Dalam acara yang digelar Rabu (30/11) kemarin, Ketua DPR RI ke-20 ini menjelaskan bagi Indonesia yang memiliki tingkat heterogenitas sangat tinggi, merawat persatuan dan kesatuan bangsa merupakan sebuah keniscayaan. Apalagi Indonesia memiliki jumlah penduduk lebih dari 273 juta jiwa, terdiri dari 1.340 suku dengan 733 bahasa, serta menganut 6 agama dan puluhan aliran kepercayaan. Kondisi ini dinilainya menempatkan bangsa Indonesia pada posisi yang rentan dari ancaman perpecahan.
"Kita dapat belajar dari referensi global, bahwa pada masanya, Uni Soviet dan Yugoslavia adalah representasi negara besar dan maju di kawasan Eropa Timur. Namun kegagalan dalam membangun semangat kebersamaan, dan kelalaian dalam merawat soliditas ikatan kebangsaan, telah menyebabkan kedua negara besar tersebut terpecah-belah dan tercerai-berai," jelas Bamsoet.
Wakil Ketua Umum SOKSI ini menjelaskan kebhinekaan dalam negara yang kaya keberagaman seperti Indonesia, hanya bisa terwujud melalui komitmen kuat untuk mengelola kemajemukan dengan baik dan benar. Kegagalan dalam mengelola kemajemukan dan ketidaksiapan masyarakat menerima kemajemukan tersebut, berpotensi memicu gejolak sosial yang dapat mereduksi semangat persatuan dan kesatuan bangsa. Bahkan dapat menumbuhkan radikalisme dan menimbulkan konflik horizontal.

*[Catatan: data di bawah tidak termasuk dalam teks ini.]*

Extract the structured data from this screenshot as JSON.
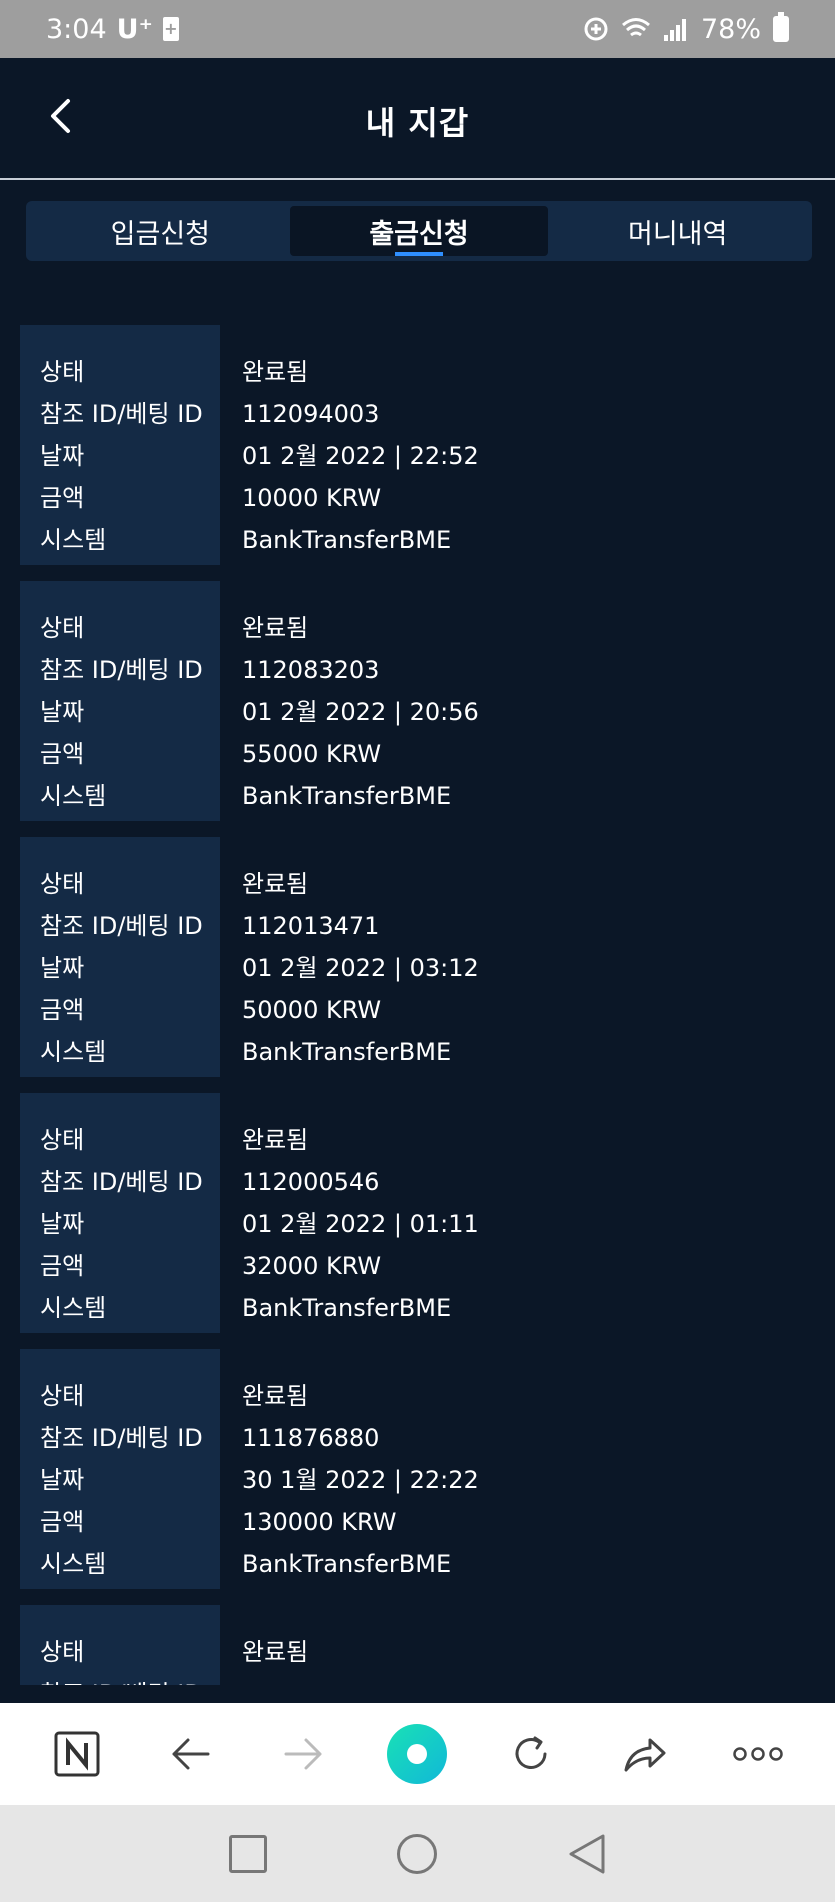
{
  "status_bar": {
    "time": "3:04",
    "carrier": "U⁺",
    "battery": "78%"
  },
  "header": {
    "title": "내 지갑"
  },
  "tabs": [
    {
      "label": "입금신청"
    },
    {
      "label": "출금신청"
    },
    {
      "label": "머니내역"
    }
  ],
  "active_tab": "출금신청",
  "labels": {
    "status": "상태",
    "ref_id": "참조 ID/베팅 ID",
    "date": "날짜",
    "amount": "금액",
    "system": "시스템"
  },
  "records": [
    {
      "status": "완료됨",
      "ref_id": "112094003",
      "date": "01 2월 2022 | 22:52",
      "amount": "10000 KRW",
      "system": "BankTransferBME"
    },
    {
      "status": "완료됨",
      "ref_id": "112083203",
      "date": "01 2월 2022 | 20:56",
      "amount": "55000 KRW",
      "system": "BankTransferBME"
    },
    {
      "status": "완료됨",
      "ref_id": "112013471",
      "date": "01 2월 2022 | 03:12",
      "amount": "50000 KRW",
      "system": "BankTransferBME"
    },
    {
      "status": "완료됨",
      "ref_id": "112000546",
      "date": "01 2월 2022 | 01:11",
      "amount": "32000 KRW",
      "system": "BankTransferBME"
    },
    {
      "status": "완료됨",
      "ref_id": "111876880",
      "date": "30 1월 2022 | 22:22",
      "amount": "130000 KRW",
      "system": "BankTransferBME"
    },
    {
      "status": "완료됨",
      "ref_id": "",
      "date": "",
      "amount": "",
      "system": ""
    }
  ],
  "browser_bar": {
    "icons": [
      "naver-icon",
      "back-arrow-icon",
      "forward-arrow-icon",
      "home-orb-icon",
      "refresh-icon",
      "share-icon",
      "more-icon"
    ]
  },
  "colors": {
    "background": "#0b1727",
    "panel": "#142a45",
    "accent": "#2f8fff"
  }
}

"Upaya merawat kemajemukan Indonesia harus dilandasi oleh kesadaran bahwa keberagaman yang kita miliki adalah fitrah kebangsaan yang harus dijaga bersama. Di sisi lain, kebersamaan sebagai sebuah bangsa juga harus ditopang oleh fondasi yang mengakar kuat agar tidak mudah goyah oleh berbagai potensi ancaman, tantangan, hambatan dan gangguan. Dalam konteks ke-Indonesiaan, pondasi tersebut mewujud pada sikap tenggang rasa dan semangat gotong royong," terang Bamsoet.
Wakil Ketua Umum Pemuda Pancasila ini menambahkan di tengah perkembangan zaman, saat ini Indonesia masih menghadapi kendala dalam upaya merajut kebersamaan dalam keberagaman. Khususnya pada aspek ideologis, kata dia, masalah-masalah patogenik yang terkait dengan ideologi negara pada umumnya berangkat dari dua isu utama.
Pertama, kelemahan dalam merawat dan mentransformasikan ideologi kebangsaan, dari mulanya rumusan-rumusan ideal abstrak menjadi praktik kolektif kenegaraan, kebangsaan, dan kemasyarakatan. Kedua, kegagalan dalam mencegah infiltrasi narasi dan gerakan kontra ideologi negara dalam berbagai aspek dan dimensi.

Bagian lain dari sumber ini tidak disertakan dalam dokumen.